良性の卵巣病変には大きく、“機能性嚢胞”と“腫瘍(しゅよう)”の2つがありますが、このうち黄体嚢胞は機能性嚢胞に分類されます。排卵後に作られる組織から発生する病気であるため、思春期から閉経期までの生理のある人が発症します。

また、黄体嚢胞は卵巣の左右いずれか片方に生じる傾向があります。

原因

黄体嚢胞が生じる原因は、現時点ではよく分かっていません。ただし、黄体嚢胞が破裂する要因としては腹部への物理的な刺激などが考えられています。

症状

黄体嚢胞が生じても、無症状で経過することも少なくありません。
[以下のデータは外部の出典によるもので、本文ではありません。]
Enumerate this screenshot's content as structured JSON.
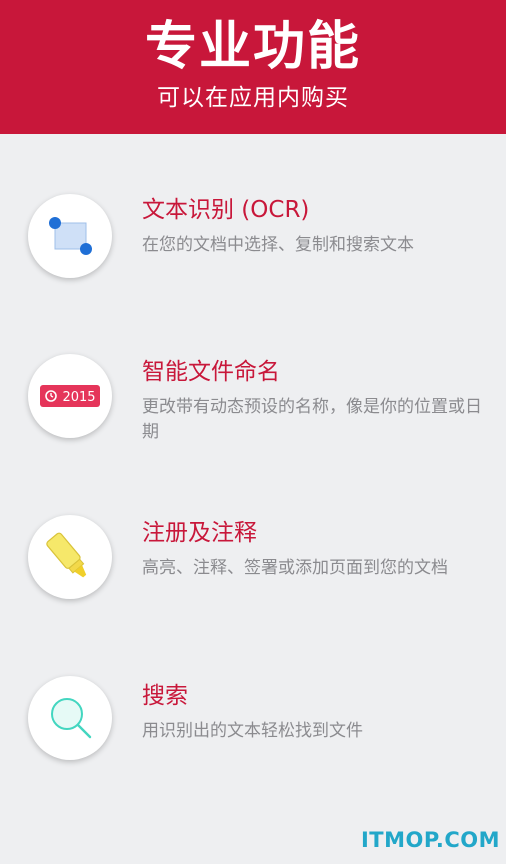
{
  "header": {
    "title": "专业功能",
    "subtitle": "可以在应用内购买"
  },
  "features": [
    {
      "icon": "ocr-selection-icon",
      "title": "文本识别 (OCR)",
      "description": "在您的文档中选择、复制和搜索文本"
    },
    {
      "icon": "calendar-date-icon",
      "badge": "2015",
      "title": "智能文件命名",
      "description": "更改带有动态预设的名称，像是你的位置或日期"
    },
    {
      "icon": "highlighter-icon",
      "title": "注册及注释",
      "description": "高亮、注释、签署或添加页面到您的文档"
    },
    {
      "icon": "search-icon",
      "title": "搜索",
      "description": "用识别出的文本轻松找到文件"
    }
  ],
  "watermark": "ITMOP.COM",
  "colors": {
    "brand": "#c8173a",
    "ocr_blue": "#1f6fd6",
    "highlighter_yellow": "#f6e86a",
    "search_teal": "#43d6c0"
  }
}
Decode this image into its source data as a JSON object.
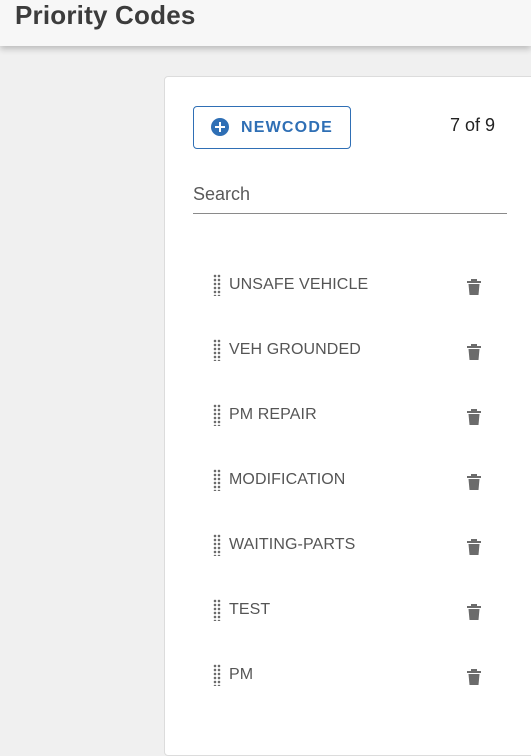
{
  "header": {
    "title": "Priority Codes"
  },
  "toolbar": {
    "new_code_label": "NEWCODE",
    "count_text": "7 of 9"
  },
  "search": {
    "placeholder": "Search",
    "value": ""
  },
  "codes": [
    {
      "label": "UNSAFE VEHICLE"
    },
    {
      "label": "VEH GROUNDED"
    },
    {
      "label": "PM REPAIR"
    },
    {
      "label": "MODIFICATION"
    },
    {
      "label": "WAITING-PARTS"
    },
    {
      "label": "TEST"
    },
    {
      "label": "PM"
    }
  ],
  "colors": {
    "accent": "#2f6fb5",
    "text": "#555555",
    "icon": "#6b6b6b"
  }
}
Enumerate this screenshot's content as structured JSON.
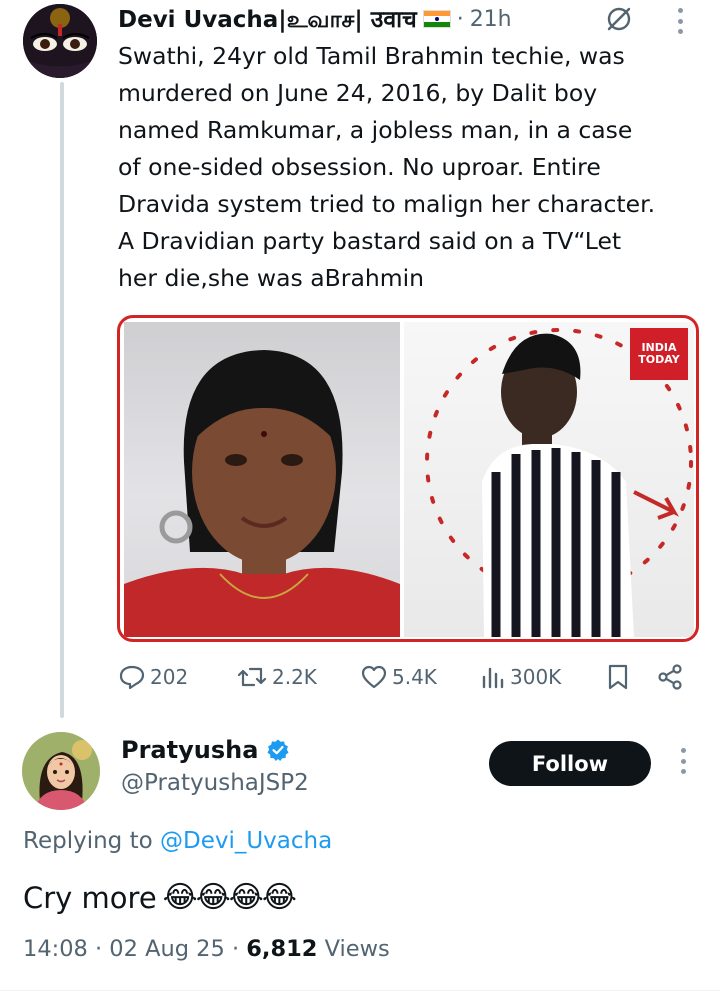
{
  "tweet": {
    "author_name": "Devi Uvacha|உவாச| उवाच",
    "time": "21h",
    "body_lines": [
      "Swathi, 24yr old Tamil Brahmin techie, was",
      "murdered on June 24, 2016, by Dalit boy",
      "named Ramkumar, a jobless man, in a case",
      "of one-sided obsession. No uproar. Entire",
      "Dravida system tried to malign her character.",
      "A Dravidian party bastard said on a TV“Let",
      "her die,she was aBrahmin"
    ],
    "media_logo": [
      "INDIA",
      "TODAY"
    ],
    "stats": {
      "replies": "202",
      "reposts": "2.2K",
      "likes": "5.4K",
      "views": "300K"
    }
  },
  "reply": {
    "author_name": "Pratyusha",
    "handle": "@PratyushaJSP2",
    "follow_label": "Follow",
    "replying_prefix": "Replying to",
    "replying_to": "@Devi_Uvacha",
    "text": "Cry more",
    "emoji": "😂",
    "timestamp": "14:08 · 02 Aug 25 ·",
    "views_count": "6,812",
    "views_label": "Views"
  },
  "colors": {
    "accent": "#1d9bf0",
    "secondary_text": "#536471",
    "border_red": "#d32424",
    "follow_bg": "#0f1419"
  },
  "icons": [
    "grok-icon",
    "more-icon",
    "reply-icon",
    "repost-icon",
    "like-icon",
    "views-icon",
    "bookmark-icon",
    "share-icon",
    "verified-icon"
  ]
}
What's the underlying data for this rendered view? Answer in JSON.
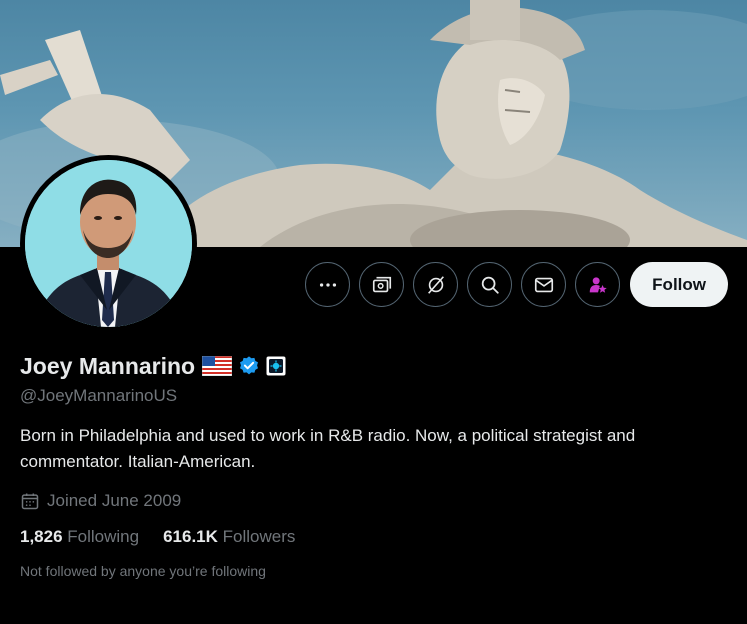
{
  "profile": {
    "name": "Joey Mannarino",
    "handle": "@JoeyMannarinoUS",
    "bio": "Born in Philadelphia and used to work in R&B radio. Now, a political strategist and commentator. Italian-American.",
    "joined": "Joined June 2009",
    "following_count": "1,826",
    "following_label": "Following",
    "followers_count": "616.1K",
    "followers_label": "Followers",
    "not_followed_text": "Not followed by anyone you’re following"
  },
  "actions": {
    "follow_label": "Follow",
    "icons": [
      "more-icon",
      "subscribe-icon",
      "grok-icon",
      "search-icon",
      "message-icon",
      "affiliate-icon"
    ]
  },
  "badges": [
    "us-flag-icon",
    "verified-icon",
    "organization-badge-icon"
  ],
  "colors": {
    "background": "#000000",
    "text_primary": "#e7e9ea",
    "text_secondary": "#71767b",
    "verified": "#1d9bf0",
    "affiliate": "#c936cc",
    "follow_button_bg": "#eff3f4"
  }
}
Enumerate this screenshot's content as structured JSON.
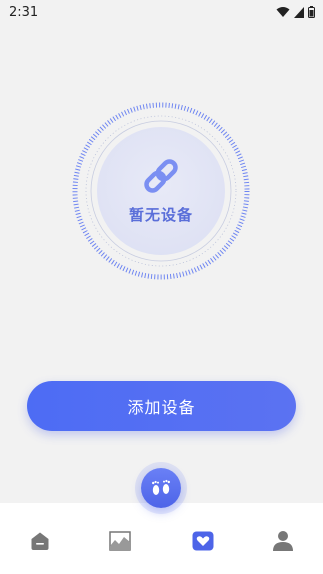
{
  "status_bar": {
    "time": "2:31",
    "icons": [
      "wifi-icon",
      "signal-icon",
      "battery-icon"
    ]
  },
  "device": {
    "empty_text": "暂无设备",
    "icon": "link-icon"
  },
  "actions": {
    "add_device_label": "添加设备"
  },
  "fab": {
    "icon": "footprints-icon"
  },
  "tab_bar": {
    "tabs": [
      {
        "icon": "home-icon",
        "active": false
      },
      {
        "icon": "chart-icon",
        "active": false
      },
      {
        "icon": "device-heart-icon",
        "active": true
      },
      {
        "icon": "profile-icon",
        "active": false
      }
    ]
  },
  "colors": {
    "accent": "#5068f0",
    "accent_text": "#5a6ed9",
    "background": "#f2f2f2",
    "inactive_icon": "#777777"
  }
}
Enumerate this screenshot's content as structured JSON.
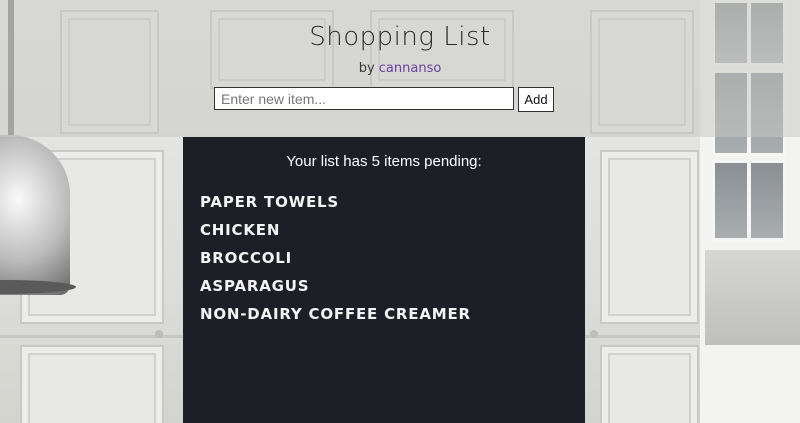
{
  "header": {
    "title": "Shopping List",
    "by_prefix": "by",
    "author": "cannanso"
  },
  "form": {
    "placeholder": "Enter new item...",
    "value": "",
    "add_label": "Add"
  },
  "list": {
    "summary": "Your list has 5 items pending:",
    "items": [
      "Paper Towels",
      "Chicken",
      "Broccoli",
      "Asparagus",
      "Non-dairy coffee creamer"
    ]
  },
  "colors": {
    "author_link": "#6a3fa0",
    "chalkboard": "#1c1f26",
    "chalk_text": "#f4f4f4"
  }
}
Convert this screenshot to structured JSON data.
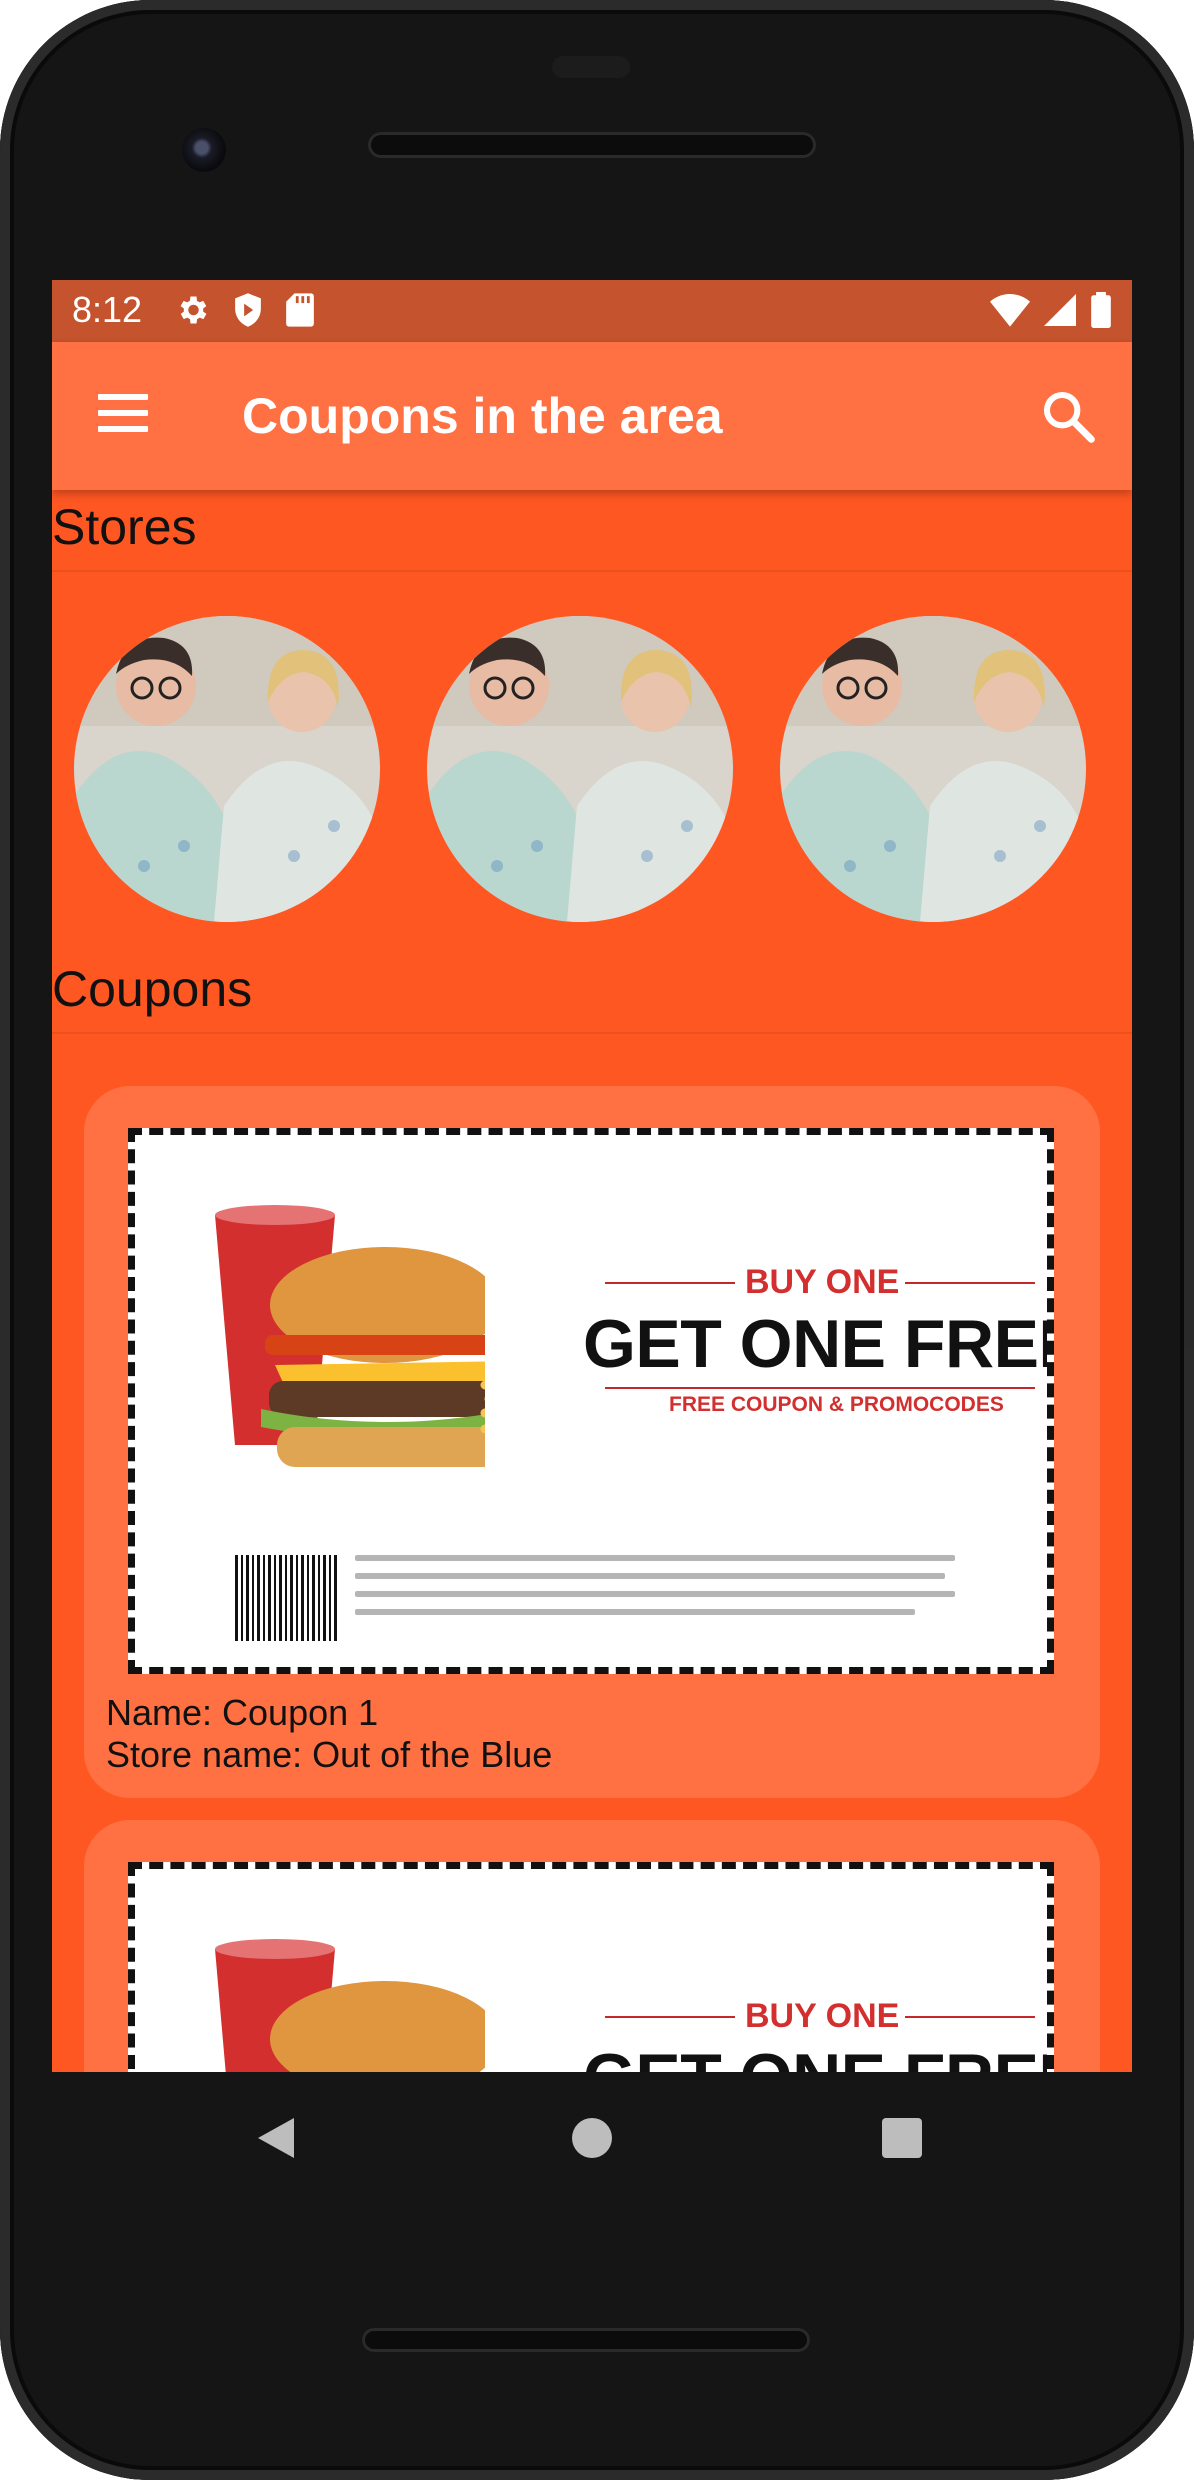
{
  "status_bar": {
    "time": "8:12",
    "left_icons": [
      "gear-icon",
      "shield-icon",
      "sd-card-icon"
    ],
    "right_icons": [
      "wifi-icon",
      "signal-icon",
      "battery-icon"
    ]
  },
  "app_bar": {
    "title": "Coupons in the area",
    "menu_icon": "hamburger-menu-icon",
    "search_icon": "search-icon"
  },
  "stores": {
    "title": "Stores",
    "items": [
      {
        "image": "store-photo"
      },
      {
        "image": "store-photo"
      },
      {
        "image": "store-photo"
      }
    ]
  },
  "coupons": {
    "title": "Coupons",
    "items": [
      {
        "name_line": "Name: Coupon 1",
        "store_line": "Store name: Out of the Blue",
        "image": {
          "buy_one": "BUY ONE",
          "get_one_free": "GET ONE FREE",
          "promo": "FREE COUPON & PROMOCODES"
        }
      },
      {
        "image": {
          "buy_one": "BUY ONE",
          "get_one_free": "GET ONE FREE"
        }
      }
    ]
  },
  "nav_bar": {
    "icons": [
      "back-icon",
      "home-icon",
      "recents-icon"
    ]
  },
  "colors": {
    "primary": "#ff7043",
    "background": "#ff5722",
    "status_bar": "#c4532e"
  }
}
ほとんどは数日~数週間程度で自然に消失するため、気が付かないうちに発生して知らないうちになくなっている可能性もあります。

一方で、嚢胞が大きくなり、卵巣全体と子宮をつなぐ部位がねじれる(卵巣茎捻転(らんそうけいねんてん))ことで下腹部の激しい痛みを起こしたり、嚢胞が破裂して中身が腹腔(ふくくう)内に漏れ出て下腹部に強い痛みを伴ったりします。

検査・診断

無症状の場合は、何らかの事情で検査を受けた際にたまたま発見されることも少なくありません。一般的な黄体嚢胞の検査としては、腟から器具を挿入して子宮や卵巣の状態を確認する経腟超音波検査が挙げられます。この検査だけでは診断が難しい場合、CT検査、MRI検査などの画像検査も併せて行われます。

なお、妊娠中は卵巣が大きくなりやすいため、特に注意深く検査を行うことが大切です。

治療

無症状であれば、定期的な検査を行いながら経過観察となることが一般的です。

一方で、卵巣茎捻転を引き起こした場合や、黄体嚢胞が破裂して腹腔内に大量出血し腹膜炎が生じた場合、卵巣が膨らんだ状態が続く場合などには手術治療が検討されます。手術治療では、卵巣や嚢胞の状態に応じて病変の切除、卵巣の摘出、卵巣のねじれの解除などが行われます。

術式については、急に下腹部痛の症状が現れたときなど緊急性が高い場合には開腹手術が検討されます。一方、手術前に黄体嚢胞と診断がついている場合は腹腔鏡下手術(お腹に数cm程度の穴を開け、そこから腹腔鏡や手術用の器具を挿入し、腹腔鏡で映し出された画像を見ながら行う手術治療)が適応されるケースもあります。